SAPジャパンは、2003年5月より「エンタープライズ・サービス・アーキテクチャ(Enterprise Service Architecture、以下ESA)」のコンセプトを発表し、SAPのアプリケーションだけではなく、他社製品との連携が可能なプラットフォーム「SAP Netweaver」を使って、顧客企業が望むソリューションを提供しています。今回のプロティビティとの協業は、SAPアプリケーションに、プロティビティが開発したコンテンツを組み合わせた、ESA化の一つの例であり、「mySAP ERP」を利用している企業の日本版SOX法対応を強力に支援すると確信しています。

今後、両社は、さらなるパートナー企業各社との協業を強化し、顧客企業の求める「効率的かつ持続可能な」内部統制ソリューションの充実を図ります。

SAPジャパンについて
SAPジャパンは、企業向けビジネス・ソフトウェアの分野において世界のリーディングカンパニーであるSAP AGの日本法人として、1992年に設立されました。SAPは統合基幹業務ソフト (ERP) をはじめ、サプライヤ・リレーションシップ・マネジメント (SRM) やサプライチェーン・マネジメント (SCM) 、カスタマーリレーションズ管理 (CRM) 、企業向けポータル (Enterprise Portal) 、製品ライフサイクル管理 (PLM) などの構築を可能にする様々なソリューションを提供しています。すでに世界では120カ国、29,800以上の企業で1,200万人以上のユーザに利用されており、企業内、および企業間のあらゆるビジネスプロセスの統合・効率化を達成しています。
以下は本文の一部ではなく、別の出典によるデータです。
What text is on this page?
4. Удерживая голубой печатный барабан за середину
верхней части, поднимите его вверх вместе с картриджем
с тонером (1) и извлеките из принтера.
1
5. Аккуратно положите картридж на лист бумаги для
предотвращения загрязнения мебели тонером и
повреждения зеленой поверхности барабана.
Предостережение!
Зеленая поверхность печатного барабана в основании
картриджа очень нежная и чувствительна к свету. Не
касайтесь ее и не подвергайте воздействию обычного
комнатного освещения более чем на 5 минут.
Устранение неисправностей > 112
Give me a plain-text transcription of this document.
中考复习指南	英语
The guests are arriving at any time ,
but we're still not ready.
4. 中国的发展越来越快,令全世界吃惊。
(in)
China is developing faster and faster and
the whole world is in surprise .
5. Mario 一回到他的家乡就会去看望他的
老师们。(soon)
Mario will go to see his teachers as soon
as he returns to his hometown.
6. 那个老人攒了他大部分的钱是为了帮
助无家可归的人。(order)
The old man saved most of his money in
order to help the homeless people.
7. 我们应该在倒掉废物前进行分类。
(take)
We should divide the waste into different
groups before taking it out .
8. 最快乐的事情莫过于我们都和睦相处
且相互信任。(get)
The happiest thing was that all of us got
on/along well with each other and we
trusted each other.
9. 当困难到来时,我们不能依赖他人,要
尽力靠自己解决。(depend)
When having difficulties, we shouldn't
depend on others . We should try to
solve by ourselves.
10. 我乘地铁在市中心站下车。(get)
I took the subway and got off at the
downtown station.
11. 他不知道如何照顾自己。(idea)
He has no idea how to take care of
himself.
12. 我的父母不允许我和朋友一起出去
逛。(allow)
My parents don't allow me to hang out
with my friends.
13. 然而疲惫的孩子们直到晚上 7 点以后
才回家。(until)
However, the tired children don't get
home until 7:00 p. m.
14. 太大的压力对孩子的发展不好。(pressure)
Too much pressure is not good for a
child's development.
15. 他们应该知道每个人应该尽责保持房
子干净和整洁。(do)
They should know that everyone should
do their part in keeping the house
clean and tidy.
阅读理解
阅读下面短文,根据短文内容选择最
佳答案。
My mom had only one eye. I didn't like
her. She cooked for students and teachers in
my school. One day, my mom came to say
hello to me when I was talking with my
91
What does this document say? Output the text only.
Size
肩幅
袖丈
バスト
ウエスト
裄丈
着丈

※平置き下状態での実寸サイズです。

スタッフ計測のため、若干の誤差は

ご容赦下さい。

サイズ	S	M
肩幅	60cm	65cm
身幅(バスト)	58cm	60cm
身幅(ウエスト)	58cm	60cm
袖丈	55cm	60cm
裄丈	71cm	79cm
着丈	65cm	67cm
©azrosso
日本国内でもすでに1,300社以上の企業グループで利用され、日本企業の情報化の推進、国際競争力及び企業価値の向上に貢献しています。
SAPジャパンのサイトは、こちらをご覧ください。

株式会社プロティビティジャパンについて
米国において、エグゼクティブの人材派遣の先駆者であり、最大手のRobert Half International Inc.(RHI:NYSE上場)が、新たなビジネス戦略の柱として、Arthur Andersen LLP.のリスクコンサルティング部門をメソドロジ、データ等を含め1億ドルで買い取り、ビジネス並びにITに関わるリスクコンサルティングと内部監査を 専門とする会社を、Protiviti Inc.として設立しました。プロティビティジャパンは、 Protivitiのアジア・パシフィックの拠点として設立され、米国企業改革法においても豊富なコンサルティング実績を有しております。現在は世界各国で、48ケ所以上の事務所と約2300名のコンサルタントが稼動しています。